I didn’t say anything. I just looked at Dr. Banks.
Dr. Banks had always been a man who fought to present the illusion of perfection, clinging to it long past the point where anyone else I knew would have abandoned it as a waste of resources. That perfection was gone now. His sandy hair was mussed, graying at the temples, and a little longer than it should have been, showing how long it had been since he’d been to see a barber. He’d lost weight, leaving his carefully sculpted physique less defined than it had been the last time I’d seen him. Most damningly, he was wearing stained brown slacks and the top half of a pair of medical scrubs. The sleeves of his black runner’s top poked out of the shirt, their cuffs a little frayed. If the apocalypse was stripping us of our masks and revealing us for what we really were, what did that say about Dr. Banks? How much of who I’d always assumed him to be was a lie?
“I’ve been working day and night to try to find a solution,” he said, apparently mistaking my silence for awe, or for confusion, or for something easier to explain away than what it really was: understanding. I was starting to understand why it had been so easy for him to lie to me all those years, when he looked into my eyes and called me “Sally” and acted like my accident hadn’t changed anything.
He’d already been lying to everyone else.
“Who’s she?” asked Nathan, breaking the brief quiet. His gaze had gone to the silent girl standing next to Dr. Banks.
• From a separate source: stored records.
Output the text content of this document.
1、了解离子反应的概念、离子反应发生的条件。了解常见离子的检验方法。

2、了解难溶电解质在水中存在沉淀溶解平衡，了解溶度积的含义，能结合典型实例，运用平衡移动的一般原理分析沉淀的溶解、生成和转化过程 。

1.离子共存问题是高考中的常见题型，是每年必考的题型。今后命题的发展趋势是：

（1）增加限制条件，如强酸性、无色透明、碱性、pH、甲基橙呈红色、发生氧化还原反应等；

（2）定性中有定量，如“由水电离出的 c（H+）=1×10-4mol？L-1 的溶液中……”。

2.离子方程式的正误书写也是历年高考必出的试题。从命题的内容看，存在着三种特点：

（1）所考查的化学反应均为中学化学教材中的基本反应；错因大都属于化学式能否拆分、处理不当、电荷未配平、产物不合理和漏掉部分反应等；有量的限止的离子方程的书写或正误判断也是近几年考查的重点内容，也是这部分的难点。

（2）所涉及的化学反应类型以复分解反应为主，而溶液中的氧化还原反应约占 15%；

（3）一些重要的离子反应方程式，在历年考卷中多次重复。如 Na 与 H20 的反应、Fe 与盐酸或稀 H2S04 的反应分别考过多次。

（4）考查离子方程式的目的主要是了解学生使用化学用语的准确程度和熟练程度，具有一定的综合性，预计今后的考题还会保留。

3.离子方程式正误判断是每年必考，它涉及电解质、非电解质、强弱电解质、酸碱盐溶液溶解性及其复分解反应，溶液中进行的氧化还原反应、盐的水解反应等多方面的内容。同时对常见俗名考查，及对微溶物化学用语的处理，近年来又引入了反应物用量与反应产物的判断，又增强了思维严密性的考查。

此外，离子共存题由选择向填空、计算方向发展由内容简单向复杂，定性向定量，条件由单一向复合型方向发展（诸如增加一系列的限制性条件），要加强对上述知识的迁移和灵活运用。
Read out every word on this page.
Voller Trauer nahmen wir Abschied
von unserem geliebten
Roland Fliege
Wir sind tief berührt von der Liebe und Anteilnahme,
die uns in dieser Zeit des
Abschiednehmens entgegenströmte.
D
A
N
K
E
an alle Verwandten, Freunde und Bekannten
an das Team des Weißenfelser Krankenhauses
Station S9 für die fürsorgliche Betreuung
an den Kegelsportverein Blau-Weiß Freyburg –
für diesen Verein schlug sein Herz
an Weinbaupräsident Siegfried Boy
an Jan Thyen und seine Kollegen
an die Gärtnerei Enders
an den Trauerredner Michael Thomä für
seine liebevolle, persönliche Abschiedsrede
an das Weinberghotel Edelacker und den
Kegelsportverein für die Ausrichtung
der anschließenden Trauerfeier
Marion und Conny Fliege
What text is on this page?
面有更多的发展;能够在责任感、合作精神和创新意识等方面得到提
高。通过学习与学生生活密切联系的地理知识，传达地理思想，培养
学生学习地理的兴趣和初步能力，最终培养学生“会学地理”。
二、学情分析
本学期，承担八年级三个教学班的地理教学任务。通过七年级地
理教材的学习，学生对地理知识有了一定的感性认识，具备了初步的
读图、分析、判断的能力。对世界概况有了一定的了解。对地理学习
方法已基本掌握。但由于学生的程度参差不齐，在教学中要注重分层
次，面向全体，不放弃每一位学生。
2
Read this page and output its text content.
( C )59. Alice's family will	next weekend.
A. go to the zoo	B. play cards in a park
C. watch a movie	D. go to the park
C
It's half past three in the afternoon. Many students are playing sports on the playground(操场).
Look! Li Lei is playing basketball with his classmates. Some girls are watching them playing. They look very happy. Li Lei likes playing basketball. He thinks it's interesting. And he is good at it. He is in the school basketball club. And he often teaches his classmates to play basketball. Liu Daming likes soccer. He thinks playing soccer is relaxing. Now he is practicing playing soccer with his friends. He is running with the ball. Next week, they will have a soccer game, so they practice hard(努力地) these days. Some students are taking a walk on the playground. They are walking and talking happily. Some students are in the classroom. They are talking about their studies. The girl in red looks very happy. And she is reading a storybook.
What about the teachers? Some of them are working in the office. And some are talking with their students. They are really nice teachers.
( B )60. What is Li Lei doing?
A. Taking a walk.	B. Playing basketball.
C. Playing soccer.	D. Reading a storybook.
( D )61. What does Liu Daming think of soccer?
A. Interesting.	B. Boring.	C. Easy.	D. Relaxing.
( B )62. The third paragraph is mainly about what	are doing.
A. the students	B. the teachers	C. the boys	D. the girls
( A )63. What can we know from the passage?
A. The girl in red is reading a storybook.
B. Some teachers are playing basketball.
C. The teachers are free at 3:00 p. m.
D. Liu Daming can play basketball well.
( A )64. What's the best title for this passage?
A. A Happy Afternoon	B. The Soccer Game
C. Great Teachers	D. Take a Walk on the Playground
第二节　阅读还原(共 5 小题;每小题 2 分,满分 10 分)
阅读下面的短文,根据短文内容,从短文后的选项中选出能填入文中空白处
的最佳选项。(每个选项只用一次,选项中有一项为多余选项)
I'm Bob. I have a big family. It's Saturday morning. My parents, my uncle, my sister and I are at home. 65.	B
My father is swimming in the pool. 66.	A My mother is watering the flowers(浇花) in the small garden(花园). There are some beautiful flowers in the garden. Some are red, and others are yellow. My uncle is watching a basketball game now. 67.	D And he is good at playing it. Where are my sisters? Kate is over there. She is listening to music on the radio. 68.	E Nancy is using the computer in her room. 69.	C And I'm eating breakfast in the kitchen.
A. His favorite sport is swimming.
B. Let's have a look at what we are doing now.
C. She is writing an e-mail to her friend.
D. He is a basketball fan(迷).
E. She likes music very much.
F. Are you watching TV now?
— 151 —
I followed it, really considering her for the first time.
She was a whisper of a thing, a charcoal sketch that no one had ever bothered to finish filling in. Her skin was almost pale enough to be translucent, a milky white only a few shades darker than the skins of the tapeworms Dr. Cale kept in jars and feeding containers down in her lab. Her hair was black, falling to mid-back, and her eyes were a dark enough brown that I might not have realized they had a color at all if I hadn’t had her hair for contrast. She was maybe twenty years old, and stick-thin. She looked like she was on the verge of collapse, but she met my eyes steadily, and she didn’t flinch away.
Something about her was terribly familiar. I had never seen her before.
“Sal, meet Anna,” said Dr. Banks, placing a proprietary hand on the girl’s shoulder. She turned to look up at him, her dark eyes filled with worshipful adoration. He flashed a smile at her—the same warm, intentionally paternal smile that he used to direct at me.
In that moment I knew what she was, but I didn’t say anything, too filled with disgust and dismay to force my lips to move. The pounding of the drums was back in my ears, brought on by the stress and the realization that Dr. Banks had been doing more independent experimentation than any of us had ever suspected. And why shouldn’t he? He’d been one of the creators of the SymboGen implant. He had as much right as anyone to explore further perversions of science.
Dr. Banks turned that warm, paternal smile on me, and said, “She’s your sister.”